Let me make clear I’m not a fan of Tom Cotton. I wouldn’t vote for him. I consider many of his views not only extreme, but repulsive. Nor do I share his opinion of the New York Times, or support his bill to ban their work on slavery from schools (that should be up to schools). But did he say slavery was “a necessary evil”? Or did he merely argue the Founding Fathers considered slavery “a necessary evil,” which I believe is accurate, in the sense they concluded that compromising with slavery interests was required to combine the colonies together into a union of states.

(This is perhaps too generalized a statement. The Founding Fathers were not of one mind on the issue, and the above represents the collective result of their debates and decisions as they drafted a Constitution for the new country they were created. I doubt they all thought it “necessary” as some opposed slavery, and I doubt all considered it “evil” as others were themselves slave owners.)
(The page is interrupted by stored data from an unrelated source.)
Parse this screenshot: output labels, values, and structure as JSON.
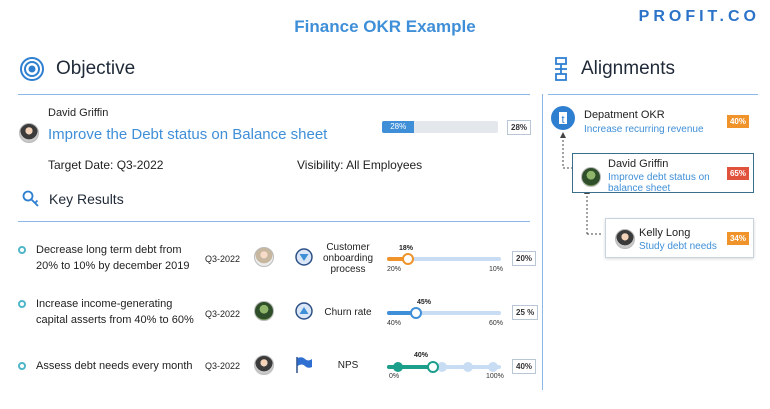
{
  "page": {
    "title": "Finance OKR Example",
    "logo": "PROFIT.CO"
  },
  "objective": {
    "section_label": "Objective",
    "owner": "David Griffin",
    "title": "Improve the Debt status on Balance sheet",
    "progress": 28,
    "progress_label": "28%",
    "progress_box": "28%",
    "target_date_label": "Target Date:",
    "target_date": "Q3-2022",
    "visibility_label": "Visibility:",
    "visibility": "All Employees"
  },
  "key_results": {
    "section_label": "Key Results",
    "items": [
      {
        "text": "Decrease long term debt from 20% to 10% by december 2019",
        "date": "Q3-2022",
        "icon": "arrow-down-circle-icon",
        "metric": "Customer onboarding process",
        "slider": {
          "value": 18,
          "value_label": "18%",
          "min_label": "20%",
          "max_label": "10%",
          "progress_fraction": 0.18,
          "color": "#f0932b"
        },
        "pct": "20%"
      },
      {
        "text": "Increase income-generating capital asserts from 40% to 60%",
        "date": "Q3-2022",
        "icon": "arrow-up-circle-icon",
        "metric": "Churn rate",
        "slider": {
          "value": 45,
          "value_label": "45%",
          "min_label": "40%",
          "max_label": "60%",
          "progress_fraction": 0.25,
          "color": "#3f8fd8"
        },
        "pct": "25 %"
      },
      {
        "text": "Assess debt needs every month",
        "date": "Q3-2022",
        "icon": "flag-icon",
        "metric": "NPS",
        "slider": {
          "value": 40,
          "value_label": "40%",
          "min_label": "0%",
          "max_label": "100%",
          "progress_fraction": 0.4,
          "color": "#1b9e8a"
        },
        "pct": "40%"
      }
    ]
  },
  "alignments": {
    "section_label": "Alignments",
    "items": [
      {
        "name": "Depatment OKR",
        "sub": "Increase recurring revenue",
        "badge": "40%",
        "badge_color": "#f0932b"
      },
      {
        "name": "David Griffin",
        "sub": "Improve debt status on balance sheet",
        "badge": "65%",
        "badge_color": "#e0523c"
      },
      {
        "name": "Kelly Long",
        "sub": "Study debt needs",
        "badge": "34%",
        "badge_color": "#f0932b"
      }
    ]
  }
}
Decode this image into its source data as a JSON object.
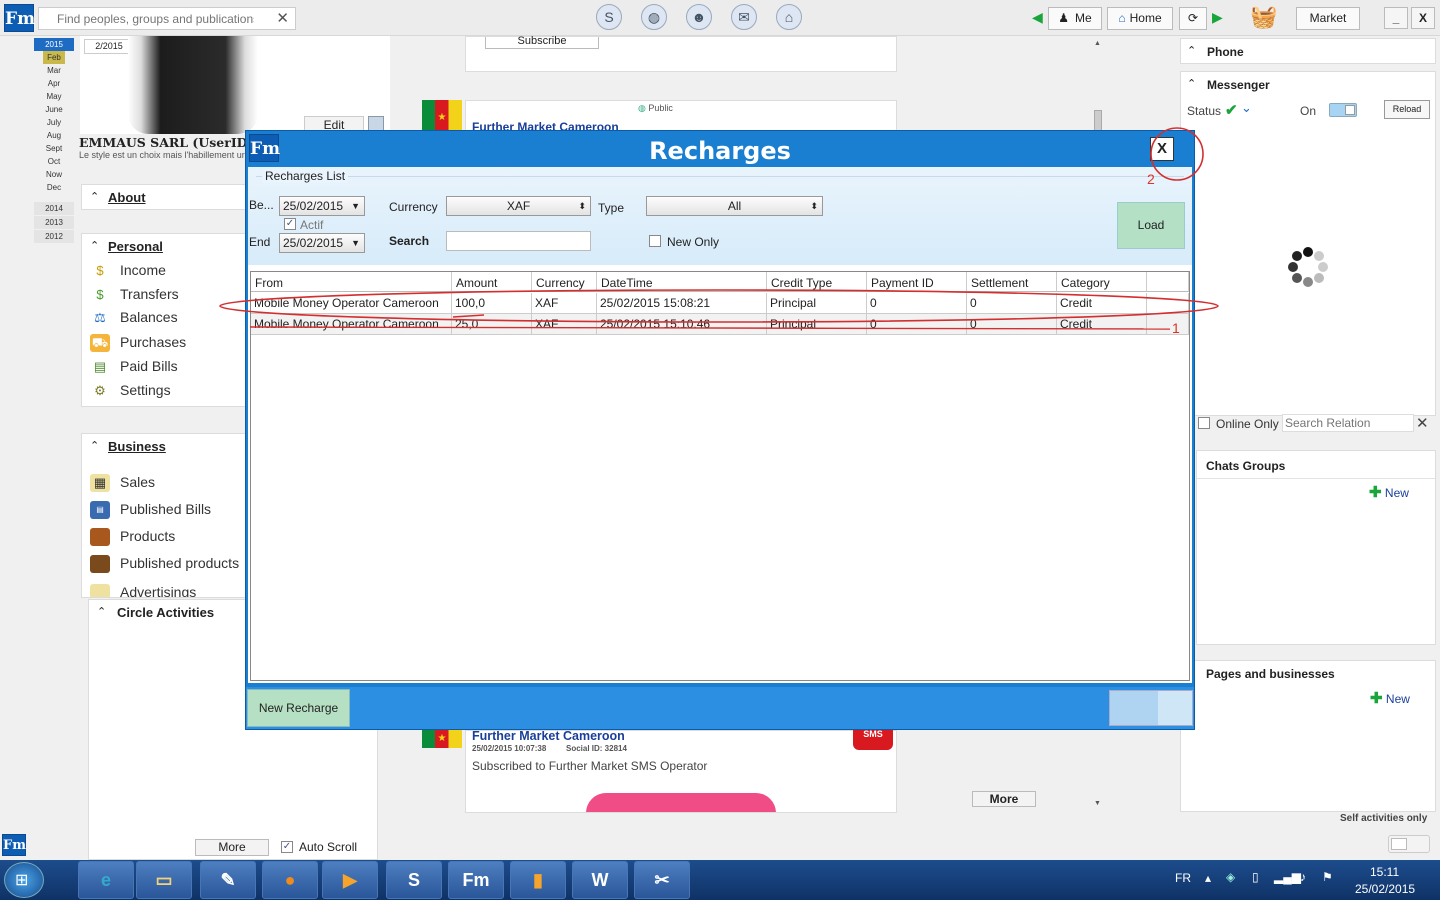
{
  "topbar": {
    "logo": "Fm",
    "search_placeholder": "Find peoples, groups and publications",
    "me_label": "Me",
    "home_label": "Home",
    "market_label": "Market",
    "minimize": "_",
    "close": "X"
  },
  "calendar": {
    "year_selected": "2015",
    "months": [
      "Feb",
      "Mar",
      "Apr",
      "May",
      "June",
      "July",
      "Aug",
      "Sept",
      "Oct",
      "Now",
      "Dec"
    ],
    "month_selected": "Feb",
    "years": [
      "2014",
      "2013",
      "2012"
    ]
  },
  "profile": {
    "date": "2/2015",
    "edit": "Edit",
    "name": "EMMAUS SARL (UserID=81",
    "tagline": "Le style est un choix mais l'habillement ur"
  },
  "left": {
    "about": "About",
    "personal": "Personal",
    "personal_items": [
      "Income",
      "Transfers",
      "Balances",
      "Purchases",
      "Paid Bills",
      "Settings"
    ],
    "business": "Business",
    "business_items": [
      "Sales",
      "Published Bills",
      "Products",
      "Published products",
      "Advertisings"
    ],
    "circle": "Circle Activities",
    "more": "More",
    "auto_scroll": "Auto Scroll"
  },
  "feed": {
    "subscribe": "Subscribe",
    "public": "Public",
    "card1_title": "Further Market Cameroon",
    "card2_title": "Further Market Cameroon",
    "card2_meta_date": "25/02/2015 10:07:38",
    "card2_meta_social": "Social ID: 32814",
    "card2_text": "Subscribed to Further Market SMS Operator",
    "sms": "SMS",
    "more": "More"
  },
  "dialog": {
    "title": "Recharges",
    "close": "X",
    "group_label": "Recharges List",
    "begin_label": "Be...",
    "begin_value": "25/02/2015",
    "actif": "Actif",
    "end_label": "End",
    "end_value": "25/02/2015",
    "currency_label": "Currency",
    "currency_value": "XAF",
    "search_label": "Search",
    "type_label": "Type",
    "type_value": "All",
    "new_only": "New Only",
    "load": "Load",
    "columns": [
      "From",
      "Amount",
      "Currency",
      "DateTime",
      "Credit Type",
      "Payment ID",
      "Settlement",
      "Category"
    ],
    "rows": [
      {
        "from": "Mobile Money Operator Cameroon",
        "amount": "100,0",
        "currency": "XAF",
        "datetime": "25/02/2015 15:08:21",
        "credit_type": "Principal",
        "payment_id": "0",
        "settlement": "0",
        "category": "Credit"
      },
      {
        "from": "Mobile Money Operator Cameroon",
        "amount": "25,0",
        "currency": "XAF",
        "datetime": "25/02/2015 15:10:46",
        "credit_type": "Principal",
        "payment_id": "0",
        "settlement": "0",
        "category": "Credit"
      }
    ],
    "new_recharge": "New Recharge"
  },
  "annotations": {
    "one": "1",
    "two": "2",
    "color": "#d32f2f"
  },
  "right": {
    "phone": "Phone",
    "messenger": "Messenger",
    "status_label": "Status",
    "on_label": "On",
    "reload": "Reload",
    "online_only": "Online Only",
    "search_relation_placeholder": "Search Relation",
    "chats_groups": "Chats Groups",
    "new1": "New",
    "pages_businesses": "Pages and businesses",
    "new2": "New",
    "self_activities": "Self activities only"
  },
  "taskbar": {
    "lang": "FR",
    "time": "15:11",
    "date": "25/02/2015"
  }
}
But whether Cotton is right or wrong in his characterization of the views of the Founding Fathers, the question before us is whether it’s their views he’s talking about, or his views he’s expressing, or a combination of both.

As to the first, it’s certainly plausible that many people of that time saw slavery as “necessary” to the South’s tobacco and cotton based agrarian economy, when mechanized agricultural still lay in the future and few if any people foresaw the field labor provided by slaves being replaced by machines. The South viewed it as necessary enough to fight a bloody civil war to preserve it.

As to the second, here’s the evidence of what Cotton intended to convey: “We have to study the history of slavery and its role and impact on the development of our country because otherwise we can’t understand our country. As the Founding Fathers said, it was the necessary evil upon which the union was built, but the union was built in a way, as Lincoln said, to put slavery on the course to its ultimate extinction.” (Italics added.)

That sure sounds to me like he not only believes the Founding Fathers considered slavery “a necessary evil,” but agrees with their view (if that’s what it was) that it was.

Thus, the criticism of Cotton’s remarks seems justified.